Mt 2:13-15.19-23
We keep today a beautiful feast, that of ‘The Holy Family’. Having celebrated, just a few days ago at Christmas, the birth of the Lord as a baby, we now recall the life of that perfect family: St Joseph, Our Lady, and the child Jesus.
We know it wasn’t a typical family:
the child was the Lord God Almighty Himself in human form;
the mother was sinless from the first moment of her existence, the ‘Immaculate Conception’;
and even St Joseph was a ‘saint’ –so not exactly run-of-the-mill either.
But even though it was not a TYPICAL family it is put before as THE ‘normal’ one because of the example of Christian living, and Christian FAMILY living, that it lays before us.
I’d like, this year, to focus on the figure of St Joseph, in part because this year’s Gospel places him before us more than the other years, but also,
because placing the father before our focus is something that might, in itself, be notable as being rather counter-cultural for us today in that our post-Christian society: Our society has increasingly made fathers an optional part of family life –even though repeated studies have shown that children grow up differently, more healthily, if their fathers are around.

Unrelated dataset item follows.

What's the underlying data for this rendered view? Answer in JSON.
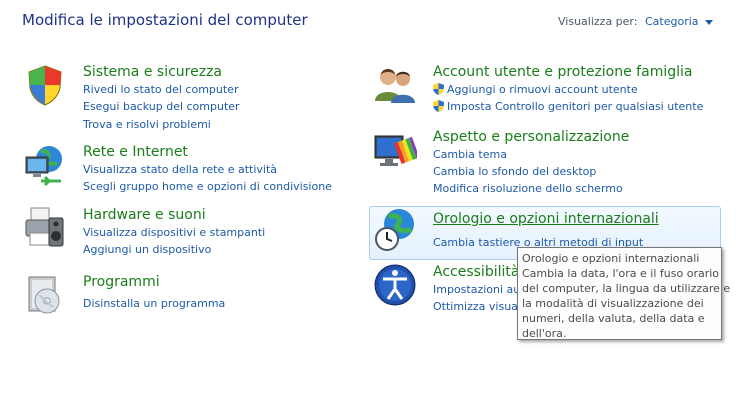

A man and a woman, a husband and a wife, each bringing something different and yet complementarily, so that the two together form one whole, committed to each other for life, looking to bring for a life beyond their own –this what we see in Our Lady and St Joseph, their common love and life ordered towards the child they bring into the world.
All this would sound sexist, maybe patriarchal, to many in our modern world.
So, let us consider two things about the form of leadership that St Joseph offers, because it’s the very opposite of what feminist critiques of patriarchy condemn:
First let us note that St Joseph is a man who LISTENS:
There are three big decisions that the Gospels record him making, and in each case he does not do what HE wants, but what he is told to do –told by an angel:
(1) He takes Our Lady home as his wife, despite her not being pregnant with his child;
(2) He flees to Egypt to avoid Herod’s slaughter of the infants –because this is what the angel tells him to do;
(3) He returns from Egypt –again, in obedience to the angel.
Second, let us note that St Joseph is a man who is never recorded as having ever said ANYTHING. He isn’t recorded as being mute, so he presumably spoke, but it somehow seems more characteristic of him to be DOING things, not talking:
taking them to Bethlehem,
taking them to Egypt,
returning them to Israel.
NOT running around bossing and telling other people what to do.
So, as we today celebrate the feast of the Holy Family, and think about how they can be a role model for modern families, let us think in particular what St Joseph shows us:
A family in which there is LISTENING rather than self-assertion is a family capable of being open to God’s will, capable of being loving and happy, capable of bringing Christ into the world.